The Board may alter, suspend or discontinue the Plan, but may not, without the approval of the shareholders of the Corporation, make any alteration which would (a) increase the aggregate number of Shares subject to Option under the Plan or eligible for issuance to any person, except as provided in Section 12, (b) decrease the Option Price except as provided in Section 12, or (c) change the requirements as to the class of persons eligible to receive Options under the Plan. Notwithstanding the foregoing, the terms of an existing Option may not be altered, suspended or discontinued without the consent in writing of the Optionee. All amendments to the Plan shall be subject to regulatory approval.


14.             Interpretation

The Plan shall be construed according to the laws of the Province of British Columbia.


15.             Liability

No member of the Committee or any director or officer or employee of the Corporation shall be personally liable for any act taken or omitted in good faith in connection with the Plan.

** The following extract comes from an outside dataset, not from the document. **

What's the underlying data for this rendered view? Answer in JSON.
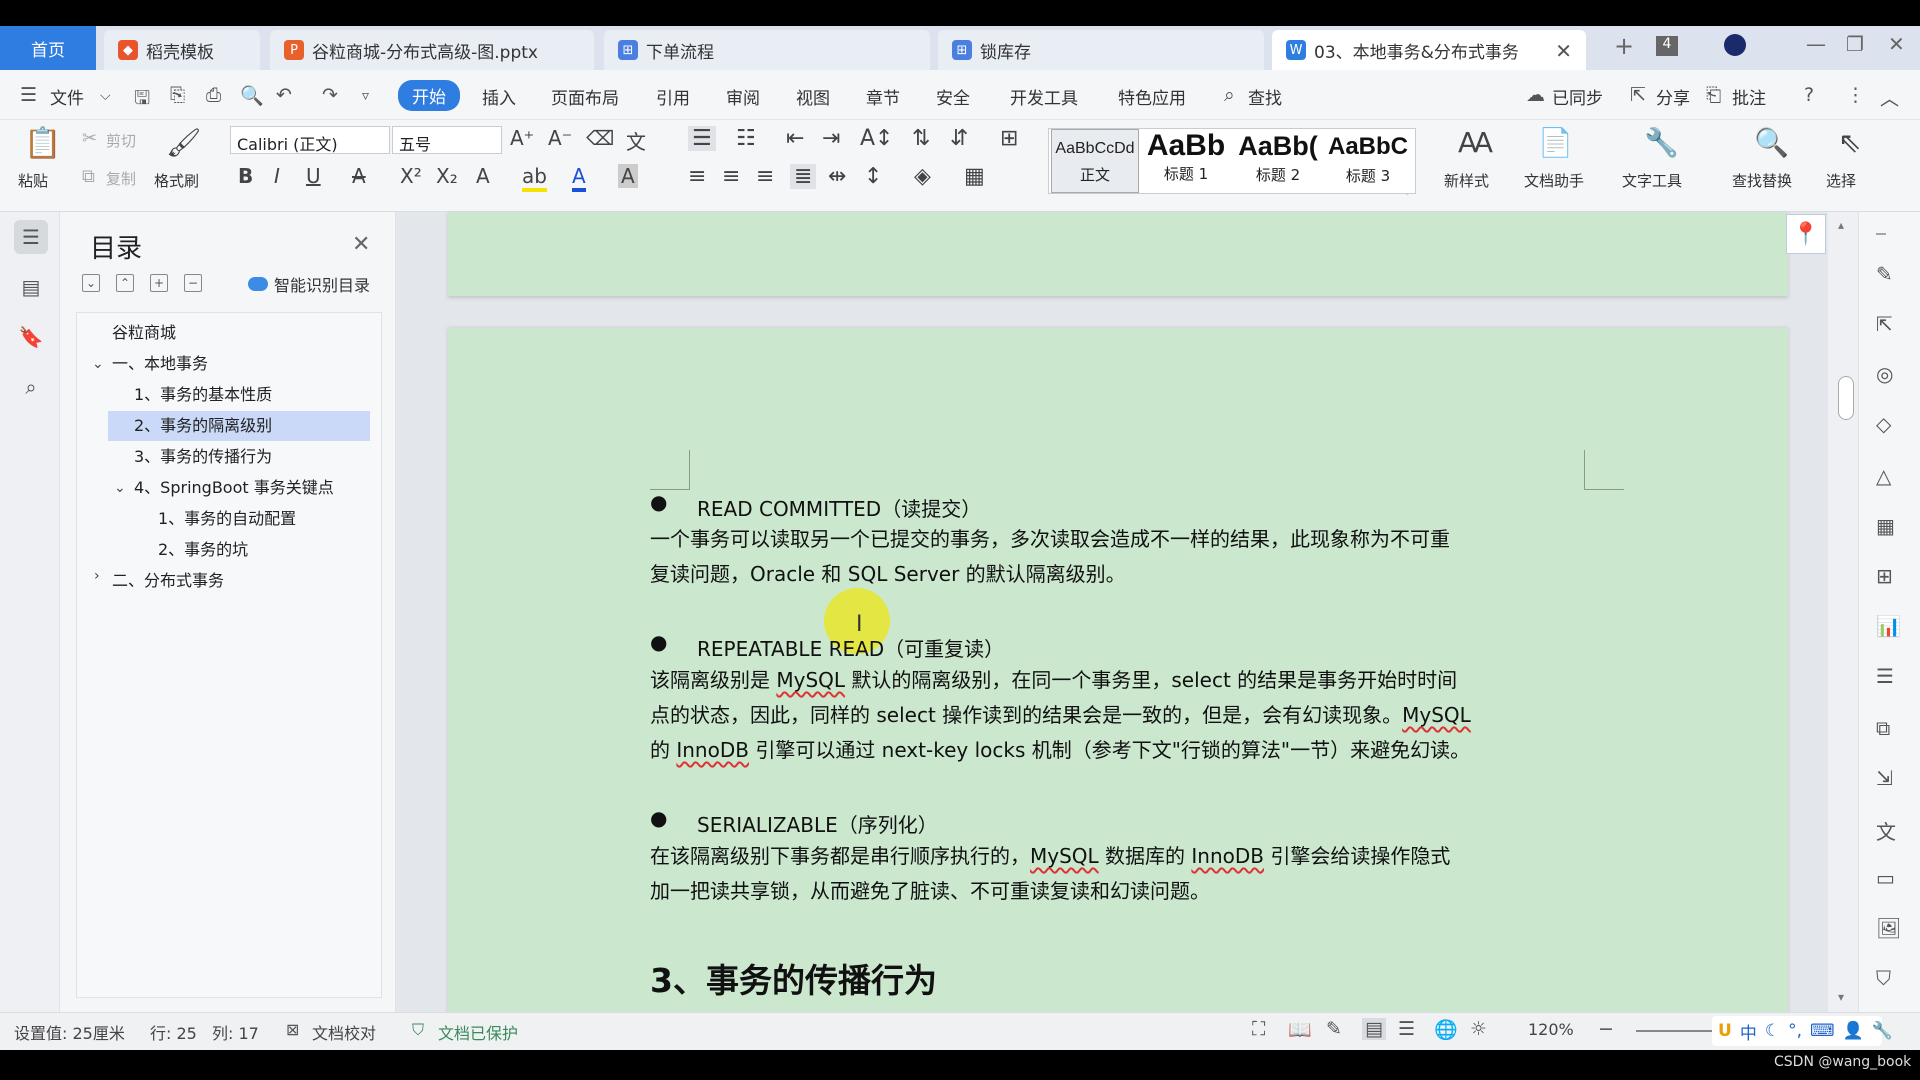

16.             Provisions Relating to the Barrick Offer
 
Optionees shall hereby have the right to effect a cashless exercise and exchange of the Options for the sole purpose of tendering to the revised takeover bid made by Barrick Gold Corporation (“Barrick”) dated January 5, 2006 (the “Barrick Offer”) all Shares issued in connection with such cashless exercise and exchange on the following basis:
 
 
(a)
Upon execution of an Agreement to Tender in the form attached hereto as Schedule A and Barrick taking up and paying for any Shares under the Barrick Offer, the Optionee shall be deemed to have exercised and exchanged his or her outstanding Options for a number of Shares equal to the number of Shares subject to each such Option multiplied by a fraction, of which the numerator is the amount by which the Consideration exceeds the exercise price per Share under such Option and the denominator is the Consideration, with the aggregate such resulting number of Shares to be rounded down to the nearest whole number.
 
 
(b)
For the purposes of the calculation in (a), the “Consideration” means the closing price of the Shares on the New York Stock Exchange on the trading day immediately prior to the first day on which Barrick takes up and pays for any Shares under the Barrick Offer.
 
 
(c)
All of the Shares resulting from the exercise and exchange of Options pursuant to this Section will be tendered to the Barrick Offer in the manner set forth in the Agreement to Tender attached hereto as Schedule A.
 
 
(d)
All of the Options exercised and exchanged in this manner will be deemed to be terminated following such exercise and exchange and of no further force or effect.
 
In the event that Barrick takes up and pays for any Shares under the Barrick Offer in compliance with the provisions of Section 2.1 of the Support Agreement, all outstanding Options not exercised and exchanged as described in this Section or otherwise exercised shall be automatically changed into options to acquire
 

 
Barrick Common Shares (on a tax-deferred basis for purposes of the Income Tax Act (Canada)) on the basis of each such Option becoming an option to acquire 0.8287 of a Barrick Common Share for each Share subject to such Option, with the resulting total number of Barrick Common Shares rounded down to the nearest whole number, with an exercise price per Barrick Common Share equal to the exercise price per Share of that Option immediately prior to the time the Option became an option to acquire Barrick Common Shares divided by 0.8287, with the resulting exercise price per Barrick Common Share rounded up to the nearest whole cent; such Options shall otherwise continue to be governed by the terms of this Plan and the relevant option agreement relating to their issuance.”